Volume XLII-2
Int. Arch. Photogramm. Remote Sens. Spatial Inf. Sci., XLII-2, 433-440, 2018
https://doi.org/10.5194/isprs-archives-XLII-2-433-2018
© Author(s) 2018. This work is distributed under
the Creative Commons Attribution 4.0 License.
Int. Arch. Photogramm. Remote Sens. Spatial Inf. Sci., XLII-2, 433-440, 2018
https://doi.org/10.5194/isprs-archives-XLII-2-433-2018
© Author(s) 2018. This work is distributed under
the Creative Commons Attribution 4.0 License.

  30 May 2018

30 May 2018

METRIC SCALE CALCULATION FOR VISUAL MAPPING ALGORITHMS

A. Hanel1, A. Mitschke1,2,3, R. Boerner1, D. Van Opdenbosch3, L. Hoegner1, D. Brodie2, and U. Stilla1 A. Hanel et al.
  • 1Photogrammetry and Remote Sensing, Technical University of Munich, Munich, Germany
  • 2ESG Elektroniksystem- und Logistik-GmbH, Fuerstenfeldbruck, Germany
  • 3Chair of Media Technology, Technical University of Munich, Munich, Germany

Keywords: Visual SLAM, Point Cloud, Pose Estimation, Scale Calculation, Object Detection

Abstract. Visual SLAM algorithms allow localizing the camera by mapping its environment by a point cloud based on visual cues. To obtain the camera locations in a metric coordinate system, the metric scale of the point cloud has to be known. This contribution describes a method to calculate the metric scale for a point cloud of an indoor environment, like a parking garage, by fusing multiple individual scale values.
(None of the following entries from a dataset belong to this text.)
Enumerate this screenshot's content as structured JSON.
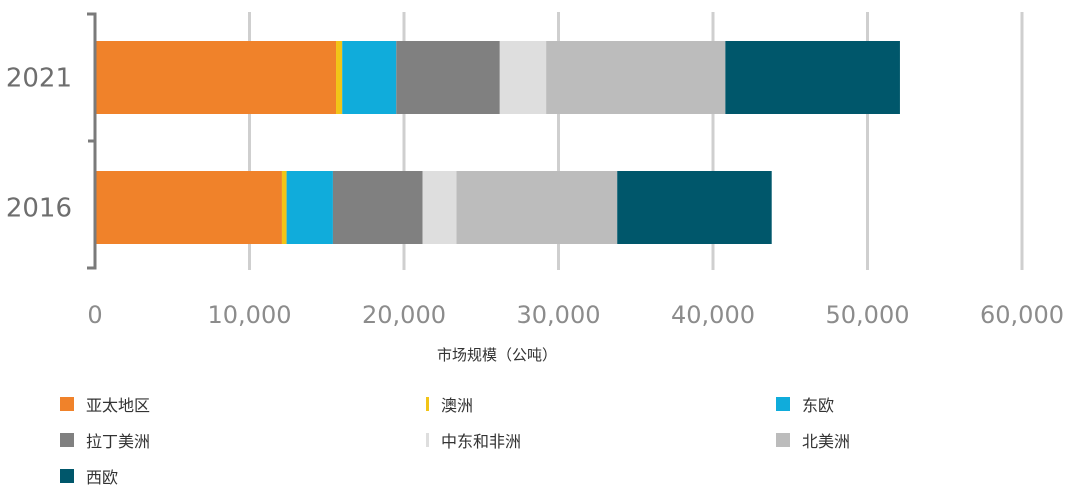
{
  "chart_data": {
    "type": "bar",
    "orientation": "horizontal",
    "stacked": true,
    "categories": [
      "2021",
      "2016"
    ],
    "series": [
      {
        "name": "亚太地区",
        "color": "#F0822A",
        "values": [
          15600,
          12100
        ]
      },
      {
        "name": "澳洲",
        "color": "#F2C417",
        "values": [
          400,
          300
        ]
      },
      {
        "name": "东欧",
        "color": "#10ACDB",
        "values": [
          3500,
          3000
        ]
      },
      {
        "name": "拉丁美洲",
        "color": "#808080",
        "values": [
          6700,
          5800
        ]
      },
      {
        "name": "中东和非洲",
        "color": "#DEDEDE",
        "values": [
          3000,
          2200
        ]
      },
      {
        "name": "北美洲",
        "color": "#BCBCBC",
        "values": [
          11600,
          10400
        ]
      },
      {
        "name": "西欧",
        "color": "#00576B",
        "values": [
          11300,
          10000
        ]
      }
    ],
    "x_ticks": [
      "0",
      "10,000",
      "20,000",
      "30,000",
      "40,000",
      "50,000",
      "60,000"
    ],
    "xlim": [
      0,
      60000
    ],
    "xlabel": "市场规模（公吨）",
    "grid": true,
    "legend_position": "bottom"
  }
}
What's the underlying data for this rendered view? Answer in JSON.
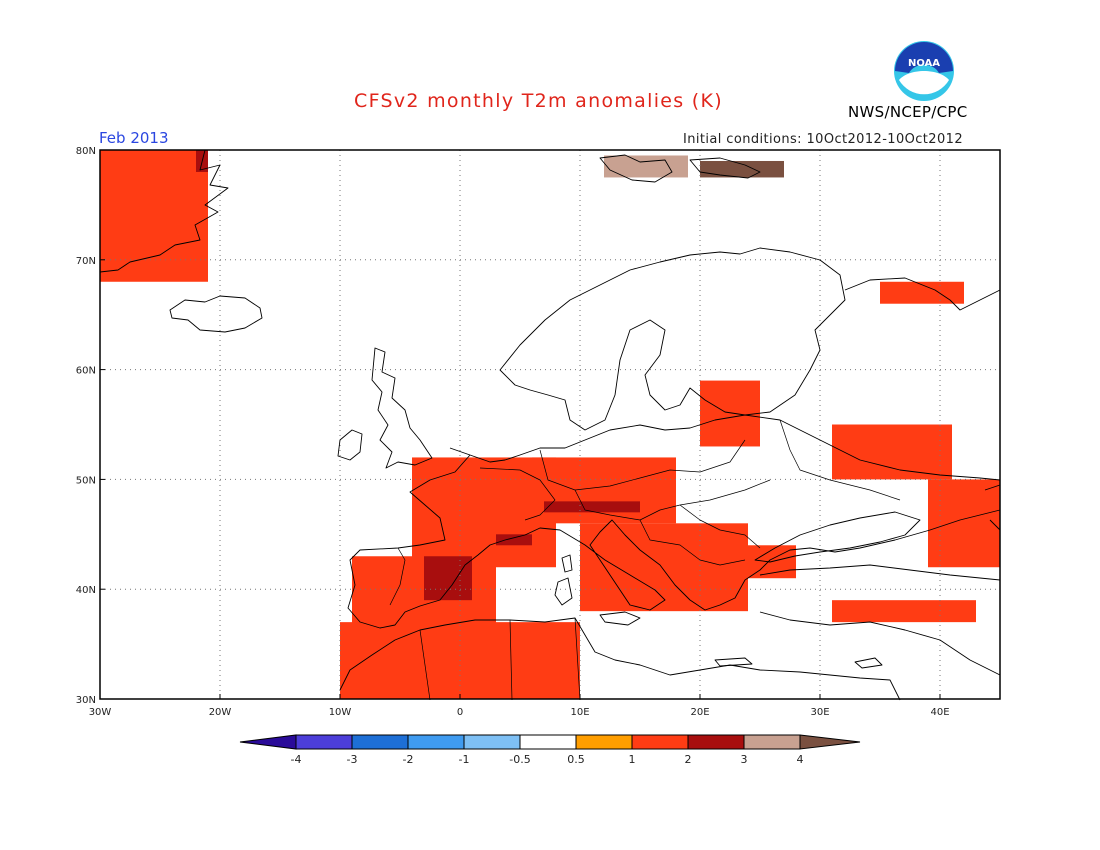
{
  "header": {
    "title": "CFSv2 monthly T2m anomalies (K)",
    "agency": "NWS/NCEP/CPC",
    "valid_month": "Feb 2013",
    "initial_conditions": "Initial conditions: 10Oct2012-10Oct2012",
    "logo_text": "NOAA"
  },
  "map": {
    "lon_range": [
      -30,
      45
    ],
    "lat_range": [
      30,
      80
    ],
    "lon_ticks": [
      {
        "value": -30,
        "label": "30W"
      },
      {
        "value": -20,
        "label": "20W"
      },
      {
        "value": -10,
        "label": "10W"
      },
      {
        "value": 0,
        "label": "0"
      },
      {
        "value": 10,
        "label": "10E"
      },
      {
        "value": 20,
        "label": "20E"
      },
      {
        "value": 30,
        "label": "30E"
      },
      {
        "value": 40,
        "label": "40E"
      }
    ],
    "lat_ticks": [
      {
        "value": 30,
        "label": "30N"
      },
      {
        "value": 40,
        "label": "40N"
      },
      {
        "value": 50,
        "label": "50N"
      },
      {
        "value": 60,
        "label": "60N"
      },
      {
        "value": 70,
        "label": "70N"
      },
      {
        "value": 80,
        "label": "80N"
      }
    ],
    "gridlines": "dotted",
    "anomaly_regions": [
      {
        "category": "1",
        "area": "Greenland east coast",
        "lon": [
          -30,
          -21
        ],
        "lat": [
          68,
          80
        ]
      },
      {
        "category": "2",
        "area": "NE Greenland",
        "lon": [
          -22,
          -21
        ],
        "lat": [
          78,
          80
        ]
      },
      {
        "category": "3",
        "area": "Svalbard",
        "lon": [
          12,
          19
        ],
        "lat": [
          77.5,
          79.5
        ]
      },
      {
        "category": "4",
        "area": "Svalbard east / Franz Josef",
        "lon": [
          20,
          27
        ],
        "lat": [
          77.5,
          79
        ]
      },
      {
        "category": "1",
        "area": "Kola Peninsula",
        "lon": [
          35,
          42
        ],
        "lat": [
          66,
          68
        ]
      },
      {
        "category": "1",
        "area": "Baltic states",
        "lon": [
          20,
          25
        ],
        "lat": [
          53,
          59
        ]
      },
      {
        "category": "1",
        "area": "Western Russia",
        "lon": [
          31,
          41
        ],
        "lat": [
          50,
          55
        ]
      },
      {
        "category": "1",
        "area": "Caspian region",
        "lon": [
          39,
          45
        ],
        "lat": [
          42,
          50
        ]
      },
      {
        "category": "1",
        "area": "England and Low Countries",
        "lon": [
          -4,
          8
        ],
        "lat": [
          48,
          52
        ]
      },
      {
        "category": "1",
        "area": "France",
        "lon": [
          -4,
          8
        ],
        "lat": [
          42,
          49
        ]
      },
      {
        "category": "1",
        "area": "Germany and Central Europe",
        "lon": [
          6,
          18
        ],
        "lat": [
          46,
          52
        ]
      },
      {
        "category": "1",
        "area": "Italy and Balkans",
        "lon": [
          10,
          24
        ],
        "lat": [
          38,
          46
        ]
      },
      {
        "category": "1",
        "area": "Bulgaria",
        "lon": [
          23,
          28
        ],
        "lat": [
          41,
          44
        ]
      },
      {
        "category": "1",
        "area": "Iberian Peninsula",
        "lon": [
          -9,
          3
        ],
        "lat": [
          36,
          43
        ]
      },
      {
        "category": "2",
        "area": "Eastern Spain",
        "lon": [
          -3,
          1
        ],
        "lat": [
          39,
          43
        ]
      },
      {
        "category": "2",
        "area": "Southern France",
        "lon": [
          3,
          6
        ],
        "lat": [
          44,
          45
        ]
      },
      {
        "category": "2",
        "area": "Austria / Switzerland",
        "lon": [
          7,
          15
        ],
        "lat": [
          47,
          48
        ]
      },
      {
        "category": "1",
        "area": "Turkey",
        "lon": [
          31,
          43
        ],
        "lat": [
          37,
          39
        ]
      },
      {
        "category": "1",
        "area": "North Africa",
        "lon": [
          -10,
          10
        ],
        "lat": [
          30,
          37
        ]
      }
    ]
  },
  "colorbar": {
    "colors": [
      "#2a0b99",
      "#4c3ed9",
      "#1e6fd6",
      "#3f9bf0",
      "#7ec0f5",
      "#ffffff",
      "#ff9e00",
      "#ff3c14",
      "#a80e0e",
      "#c8a191",
      "#7a5040"
    ],
    "labels": [
      "-4",
      "-3",
      "-2",
      "-1",
      "-0.5",
      "0.5",
      "1",
      "2",
      "3",
      "4"
    ]
  }
}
The individual scale values are calculated from structures and objects with a-priori known metric extension, which can be identified in the unscaled point cloud. Extensions of building structures, like the driving lane or the room height, are derived from density peaks in the point distribution. The extension of objects, like traffic signs with a known metric size, are derived using projections of their detections in images onto the point cloud. The method is tested with synthetic image sequences of a drive with a front-looking mono camera through a virtual 3D model of a parking garage. It has been shown, that each individual scale value improves either the robustness of the fused scale value or reduces its error. The error of the fused scale is comparable to other recent works.